Um dos vice-líderes do governo, Fausto Pinato (PP-SP), que mais cedo celebrou pelas redes sociais um acordo com o relator para incluir dois destaques ao texto, protestou contra a votação. “O relator, a todo momento, falou que estaria falando com o governo. […] A emenda 35 tinha sido acatada pelo relator, isso é uma grande vergonha”, disse. “A emenda 35 foi ardilosamente retirada. Estamos formando a maior quadrilha de cabotagem da história desse país. É uma trairagem, falta de palavra”, bradou.
VITÓRIA!
Conseguimos incluir as emendas 23 e 35 ao texto do relator do PL 4199/2020, o ‘BR do Mar’, deputado federal Gurgel, do RJ.

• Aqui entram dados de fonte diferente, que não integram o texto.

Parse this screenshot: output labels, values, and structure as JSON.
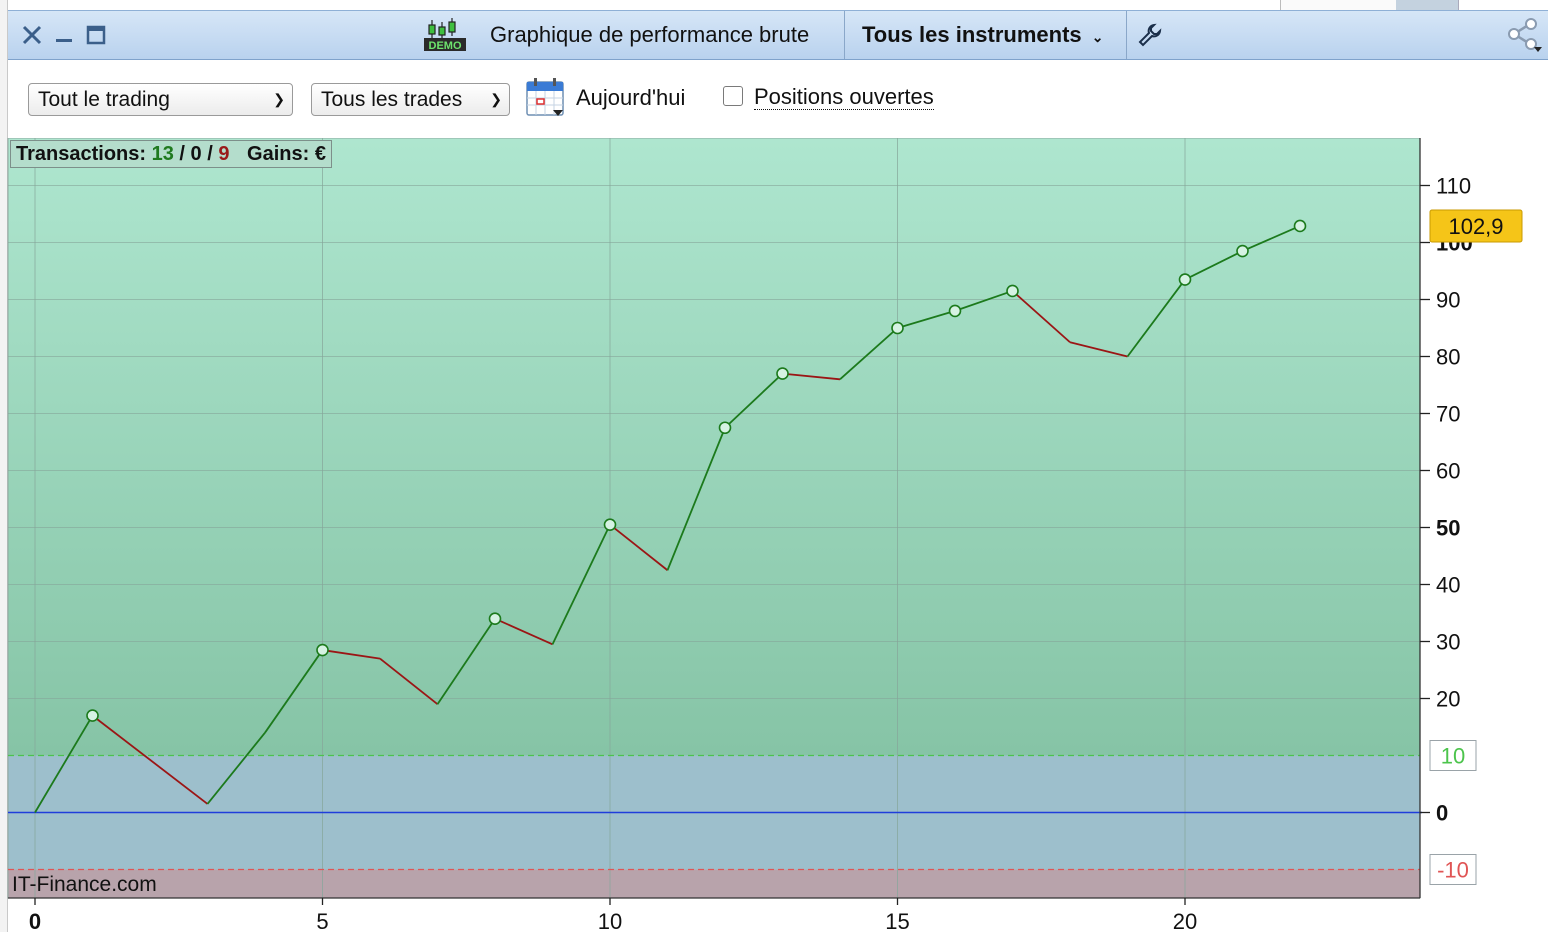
{
  "window": {
    "title": "Graphique de performance brute",
    "instrument_filter": "Tous les instruments",
    "demo_badge": "DEMO"
  },
  "filters": {
    "period": "Tout le trading",
    "trades": "Tous les trades",
    "date_label": "Aujourd'hui",
    "open_positions_label": "Positions ouvertes",
    "open_positions_checked": false
  },
  "stats": {
    "transactions_label": "Transactions:",
    "wins": "13",
    "neutral": "0",
    "losses": "9",
    "gains_label": "Gains:",
    "currency": "€"
  },
  "watermark": "IT-Finance.com",
  "colors": {
    "up": "#1c7a1c",
    "down": "#9b1515",
    "zero_line": "#1f3ddb",
    "upper_threshold": "#4cc44c",
    "lower_threshold": "#e05555",
    "last_value_badge": "#f5c518",
    "profit_zone_top": "#aee6cf",
    "profit_zone_bottom": "#86c4a6",
    "neutral_zone": "#9dbfcc",
    "loss_zone": "#b8a3ab"
  },
  "chart_data": {
    "type": "line",
    "x": [
      0,
      1,
      3,
      4,
      5,
      6,
      7,
      8,
      9,
      10,
      11,
      12,
      13,
      14,
      15,
      16,
      17,
      18,
      19,
      20,
      21,
      22
    ],
    "y": [
      0,
      17,
      1.5,
      14,
      28.5,
      27,
      19,
      34,
      29.5,
      50.5,
      42.5,
      67.5,
      77,
      76,
      85,
      88,
      91.5,
      82.5,
      80,
      93.5,
      98.5,
      102.9
    ],
    "markers_at_x": [
      1,
      5,
      8,
      10,
      12,
      13,
      15,
      16,
      17,
      20,
      21,
      22
    ],
    "x_ticks": [
      0,
      5,
      10,
      15,
      20
    ],
    "y_ticks": [
      0,
      20,
      30,
      40,
      50,
      60,
      70,
      80,
      90,
      100,
      110
    ],
    "xlim": [
      -0.5,
      24
    ],
    "ylim": [
      -15,
      115
    ],
    "thresholds": {
      "upper": 10,
      "lower": -10
    },
    "last_value_label": "102,9",
    "grid": true
  }
}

Vamos garantir proteção à atividade dos caminhoneiros autônomos do Brasil. Confira!#FaustoPinato #TrabalhoQueGeraResultados pic.twitter.com/0FnMtaVTBk
— DepFaustoPinato (@DepFaustoPinato) December 7, 2020
“Nós estamos formando um grande cartel e quem está ajudando a regularizar o cartel é o governo. Estamos legalizando apenas três empresas de cabotagem e isso é questão de cadeia. Vamos encaminhar todas essas denúncias, inclusive de deputados que tiveram em grandes empresas para o Ministério Público Federal. Peço ao relator se ele estiver ouvindo, por favor voltar aqui”, disse.
A deputada Jandira Feghali (PCdoB-RJ) saiu em defesa de Pinato. “Pelo que eu entendi, o relator não está no Plenário, o que é estranho porque o relator deveria estar ai. O deputado Fausto a todo momento acusa o relatório de cartel e de questões a serem judicializadas, o líder do governo diz que não tem compromisso com o relatório e a base do governo o tempo todo vota com o relatório mesmo não havendo compromisso com o líder do governo. De fato está muito estranho esse processo. É um texto complexo e complicado de grande prejuízo à nação brasileira e aos empregos e estou vendo essa grande confusão no plenário. É muito triste para o Brasil ver o Congresso votar dessa forma”, lamentou.
Em outra oportunidade, Fausto Pinato disse que “o governo não tem palavra”.
“O circo está armado e fizemos papel de palhaço aqui, Marcelo [Ramos]. Peço desculpas aos caminhoneiros e pequenos e médios da cabotagem. Peço desculpas aos brasileiros da cabotagem, mas vocês foram traídos. Que falta faz o governo Temer, com coerência e debate. Hoje saio dessa casa envergonhado, coloco meu cargo de vice-líder à disposição porque não vou participar de traição ao povo brasileiro. Tem duas coisas que não prescrevem comigo: gratidão e traição. Ministro Tarcísio, o senhor é mentiroso. É caso de chamar uma CPI, qual relatório é verdadeiro? Com a pandemia perdemos poder de articulação.”